Jason L. Choy Laboratory of Single-Molecule Biophysics, California Institute for Quantitative Biosciences, Kavli Energy NanoSciences Institute, Department of Chemistry, Department of Physics, Howard Hughes Medical Institute, and Department of Molecular and Cell Biology, University of California, Berkeley, CA 94720.
Proc Natl Acad Sci U S A. 2014 Mar 4;111(9):3419-24. doi: 10.1073/pnas.1401611111. Epub 2014 Feb 18.

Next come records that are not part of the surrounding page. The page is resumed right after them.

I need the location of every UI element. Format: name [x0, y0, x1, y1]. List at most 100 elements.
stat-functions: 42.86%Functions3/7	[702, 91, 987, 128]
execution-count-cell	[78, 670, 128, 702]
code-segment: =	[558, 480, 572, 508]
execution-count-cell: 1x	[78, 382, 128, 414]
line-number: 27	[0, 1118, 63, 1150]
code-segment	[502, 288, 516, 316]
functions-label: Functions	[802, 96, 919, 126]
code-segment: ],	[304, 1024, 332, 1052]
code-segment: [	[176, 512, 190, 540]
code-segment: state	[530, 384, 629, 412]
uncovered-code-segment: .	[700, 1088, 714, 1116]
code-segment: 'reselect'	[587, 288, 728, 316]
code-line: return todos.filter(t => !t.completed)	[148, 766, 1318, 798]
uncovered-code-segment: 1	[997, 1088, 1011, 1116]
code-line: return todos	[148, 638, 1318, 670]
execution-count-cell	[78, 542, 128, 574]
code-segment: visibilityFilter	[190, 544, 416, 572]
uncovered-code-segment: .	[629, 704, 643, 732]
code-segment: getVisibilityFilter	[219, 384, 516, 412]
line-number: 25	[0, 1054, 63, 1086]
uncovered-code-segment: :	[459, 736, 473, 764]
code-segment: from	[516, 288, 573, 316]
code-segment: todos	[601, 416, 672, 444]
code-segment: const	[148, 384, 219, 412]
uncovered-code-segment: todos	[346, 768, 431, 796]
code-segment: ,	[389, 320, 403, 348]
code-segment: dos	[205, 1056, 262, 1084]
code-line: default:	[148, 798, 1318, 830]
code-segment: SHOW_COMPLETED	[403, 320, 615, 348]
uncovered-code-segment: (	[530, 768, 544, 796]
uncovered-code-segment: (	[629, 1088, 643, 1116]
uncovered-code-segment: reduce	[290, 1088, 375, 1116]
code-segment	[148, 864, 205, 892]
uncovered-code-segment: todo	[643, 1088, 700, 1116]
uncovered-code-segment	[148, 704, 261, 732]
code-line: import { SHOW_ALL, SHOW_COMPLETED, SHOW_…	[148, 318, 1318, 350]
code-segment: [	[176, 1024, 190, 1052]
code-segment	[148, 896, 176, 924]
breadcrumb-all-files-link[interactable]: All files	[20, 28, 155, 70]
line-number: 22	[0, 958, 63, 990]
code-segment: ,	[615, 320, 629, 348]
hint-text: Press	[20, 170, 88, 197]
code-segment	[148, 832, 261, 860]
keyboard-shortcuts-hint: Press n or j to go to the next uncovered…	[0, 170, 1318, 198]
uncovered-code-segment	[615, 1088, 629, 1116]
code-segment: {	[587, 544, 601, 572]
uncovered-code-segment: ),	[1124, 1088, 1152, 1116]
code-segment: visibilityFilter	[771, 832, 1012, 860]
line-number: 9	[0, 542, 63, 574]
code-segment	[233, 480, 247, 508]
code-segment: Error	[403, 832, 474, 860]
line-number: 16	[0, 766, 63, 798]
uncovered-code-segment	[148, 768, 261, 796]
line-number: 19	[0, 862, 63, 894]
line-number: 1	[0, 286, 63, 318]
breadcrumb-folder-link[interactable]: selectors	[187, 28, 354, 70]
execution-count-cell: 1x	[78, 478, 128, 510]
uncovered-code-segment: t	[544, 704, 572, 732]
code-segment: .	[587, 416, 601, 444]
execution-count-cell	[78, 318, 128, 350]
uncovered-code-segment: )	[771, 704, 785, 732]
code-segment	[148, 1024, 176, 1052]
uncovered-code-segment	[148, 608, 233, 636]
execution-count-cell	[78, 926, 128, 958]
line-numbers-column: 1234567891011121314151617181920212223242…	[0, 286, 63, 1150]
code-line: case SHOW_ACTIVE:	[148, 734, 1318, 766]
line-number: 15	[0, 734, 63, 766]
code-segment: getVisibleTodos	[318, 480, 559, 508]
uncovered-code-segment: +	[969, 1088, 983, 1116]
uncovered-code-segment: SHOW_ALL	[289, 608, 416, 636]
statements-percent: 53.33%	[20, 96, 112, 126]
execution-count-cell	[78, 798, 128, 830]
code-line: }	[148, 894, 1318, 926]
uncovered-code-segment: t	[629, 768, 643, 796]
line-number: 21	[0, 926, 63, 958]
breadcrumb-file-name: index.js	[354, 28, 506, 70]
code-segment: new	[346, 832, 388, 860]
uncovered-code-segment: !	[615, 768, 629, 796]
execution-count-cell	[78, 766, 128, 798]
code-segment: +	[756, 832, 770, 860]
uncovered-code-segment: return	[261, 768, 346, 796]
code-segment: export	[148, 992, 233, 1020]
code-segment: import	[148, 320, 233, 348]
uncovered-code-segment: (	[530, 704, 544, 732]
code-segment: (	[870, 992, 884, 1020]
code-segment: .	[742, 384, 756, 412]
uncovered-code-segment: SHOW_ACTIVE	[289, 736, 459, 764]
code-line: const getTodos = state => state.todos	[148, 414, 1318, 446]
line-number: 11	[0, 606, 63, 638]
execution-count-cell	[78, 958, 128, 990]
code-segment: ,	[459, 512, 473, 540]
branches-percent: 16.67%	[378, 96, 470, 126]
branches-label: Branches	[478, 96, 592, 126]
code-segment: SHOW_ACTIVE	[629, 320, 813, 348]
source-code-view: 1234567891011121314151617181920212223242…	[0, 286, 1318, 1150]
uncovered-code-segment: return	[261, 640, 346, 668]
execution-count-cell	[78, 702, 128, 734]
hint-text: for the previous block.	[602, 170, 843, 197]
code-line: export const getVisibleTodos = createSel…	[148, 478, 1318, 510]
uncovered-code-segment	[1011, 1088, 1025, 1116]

Transcription factors IIS (TFIIS) and IIF (TFIIF) are known to stimulate transcription elongation. Here, we use a single-molecule transcription elongation assay to study the effects of both factors. We find that these transcription factors enhance overall transcription elongation by reducing the lifetime of transcriptional pauses and that TFIIF also decreases the probability of pause entry. Furthermore, we observe that both factors enhance the processivity of RNA polymerase II through the nucleosomal barrier. The effects of TFIIS and TFIIF are quantitatively described using the linear Brownian ratchet kinetic model for transcription elongation and the backtracking model for transcriptional pauses, modified to account for the effects of the transcription factors. Our findings help elucidate the molecular mechanisms by which transcription factors modulate gene expression.
转录因子 IIS(TFIIS)和 IIF(TFIIF)已知可刺激转录延伸。在这里,我们使用单分子转录延伸测定法来研究这两种因子的影响。我们发现,这些转录因子通过减少转录暂停的寿命来增强整体转录延伸,并且 TFIIF 还降低了暂停进入的概率。此外,我们观察到这两种因子都通过核小体障碍增强了 RNA 聚合酶 II 的连续性。TFIIS 和 TFIIF 的作用通过转录延伸的线性布朗棘轮动力学模型和转录暂停的回溯模型进行定量描述,并进行了修改以考虑转录因子的影响。我们的发现有助于阐明转录因子调节基因表达的分子机制。